What are your latest productions?
My latest feature film ‘Bhabantara’ – an 80-minute long feature film on man-woman relationships is all set to premiere at some film festivals in Houston, Madrid, and Mumbai in competitive categories. Besides, another film ‘Smruti’ is ready to go to the floors and expected to be completed by February 2025.
You had started Utkal Rangamanch Trust to revive professional theatre in Odisha in 2000. Why did it fail?
I did about 20 plays, and each play continued for 30 days. I had taken Bhanjakala Mandap on lease and run shows from 2000 to 2005. But it was closed when the government did not renew the lease after my last play ‘Sei Tini Jana,’ which was based on a judge, a bureaucrat, and a minister, how these three people now rule our lives.

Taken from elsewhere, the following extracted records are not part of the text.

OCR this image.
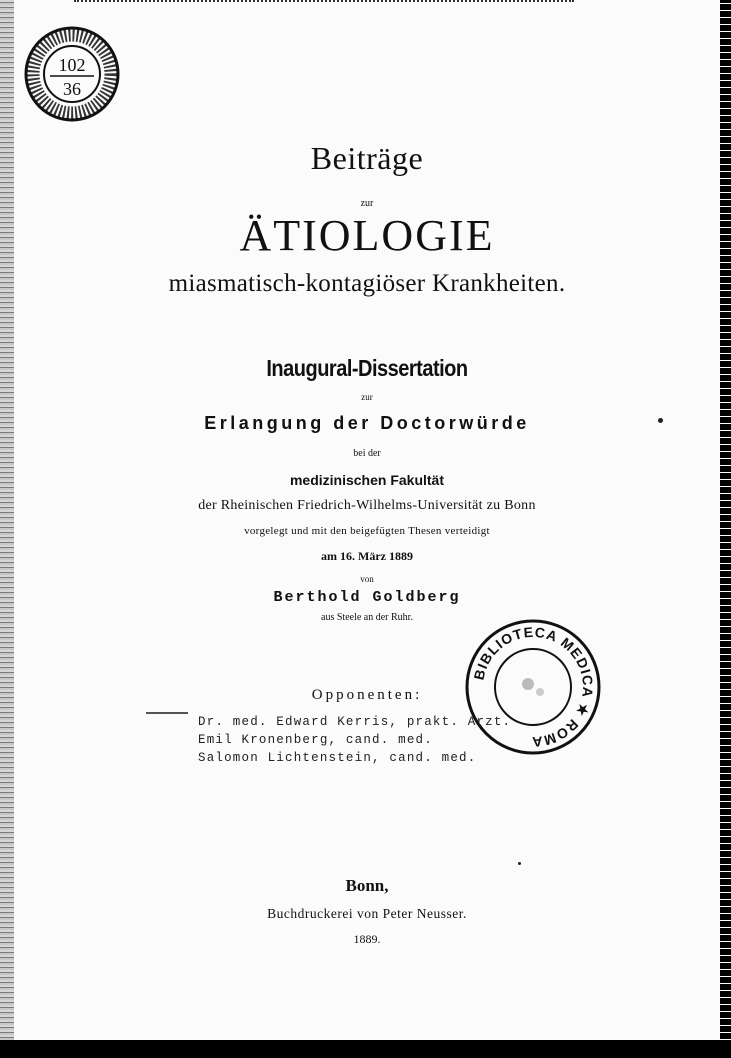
102
36
Beiträge
zur
ÄTIOLOGIE
miasmatisch-kontagiöser Krankheiten.
Inaugural-Dissertation
zur
Erlangung der Doctorwürde
bei der
medizinischen Fakultät
der Rheinischen Friedrich-Wilhelms-Universität zu Bonn
vorgelegt und mit den beigefügten Thesen verteidigt
am 16. März 1889
von
Berthold Goldberg
aus Steele an der Ruhr.
BIBLIOTECA MEDICA ★ ROMA
Opponenten:
Dr. med. Edward Kerris, prakt. Arzt.
Emil Kronenberg, cand. med.
Salomon Lichtenstein, cand. med.
Bonn,
Buchdruckerei von Peter Neusser.
1889.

Over the past few years, theatre in Odisha did not change much. What can help in reviving it?
Unless people buy tickets to watch plays, theatre cannot be sustainable. Odisha had a unique professional theatre in the 1960s and 70s. If audiences are paying for reading the newspaper, watching a film, for television, and for Jatra, then why not for drama or theatre? Mouse Trap is the world’s longest-running play ran continuously for 70 years; then why cannot our plays.
Can government patronage make a difference?
Of course, it can. Long back in the 1970s, the Odisha government had proposed to come up with a cultural policy, but it could not see the light of the day.
How do you see the future of Odia theatre?
I am hopeful. I believe that young people shall take over sooner or later. Opportunities are more, so is competition. There are 2734 professions and counting. Creativity must go up and not down.
What would you like to tell the young dramatists?
Exposure helped me to think differently. I did play with one character, I did play on Ramakanta Rath’s poem Sri Radha, I did a silent play. I take two months to prepare the script and two months to rehearse a play. Punctuality, sincerity, and discipline I followed strictly and found people in tune with me.